Der Druck von der Strasse hat gewirkt. Anders als vorgesehen muss die Landwirtschaft den Einsatz von Pestiziden nicht halbieren. Damit hatte die EU die Qualität der Böden und des Grundwassers verbessern wollen. «Unsere Bauern verdienen es, gehört zu werden», sagte von der Leyen.

Die Kommissionspräsidentin gab sich also politisch wendig, obwohl die Landwirtschaft in Sachen Ökologie bisher nichts erreicht hat. Der Sektor «produziert» etwa gleich viel Treibhausgase wie 2005.

Das Leben wird teurer

Konflikte sind auch wegen der CO2-Bepreisung programmiert. Die EU plant, diese stufenweise auszuweiten. Brisant ist der Entscheid, dass ab 2027 auch die Händler von Benzin, Heizöl und Diesel für die ausgestossenen Treibhausgase bezahlen müssen.

Wohnen und Autofahren dürfte dann in der EU teurer werden. Zudem spielt die Kommission mit dem Gedanken, die Landwirtschaft ebenfalls dem Emissionshandel zu unterstellen. Ein Sozialfonds für Haushalte mit einer geringen Kaufkraft soll zwar allfällige Preisschocks abfedern. Noch ist aber offen, wie er ausgestaltet wird.

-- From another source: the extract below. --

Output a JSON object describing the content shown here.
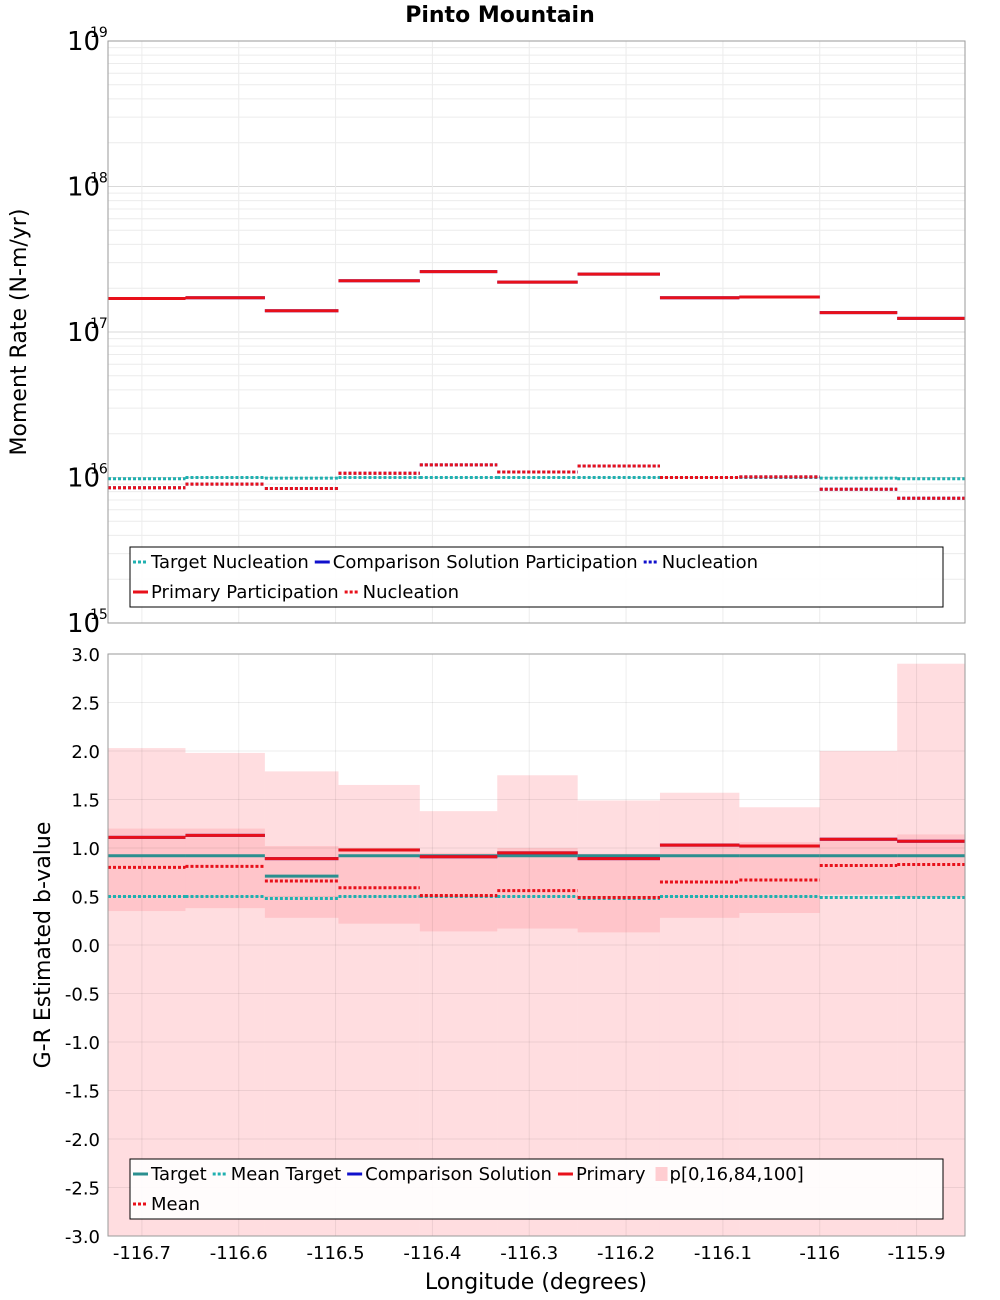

Die Klagen, dass der Green Deal das Alltagsleben der «normalen Bürger» verteure, dürften noch lauter werden. Und das ist Stoff, aus dem sich leicht politische Kampagnen stricken lassen, vor allem in den Mitgliedsstaaten. Diese bestimmen die Gesetzgebung in Brüssel gleichsam zur Hälfte mit dem Parlament. Jedem neuen Gesetz müssen nämlich auch die Regierungschefs der Mitgliedsländer zustimmen. Und sie werden sich kaum für mehr Ökologie einsetzen, wenn sich zu Hause Proteste wegen steigender Preise regen.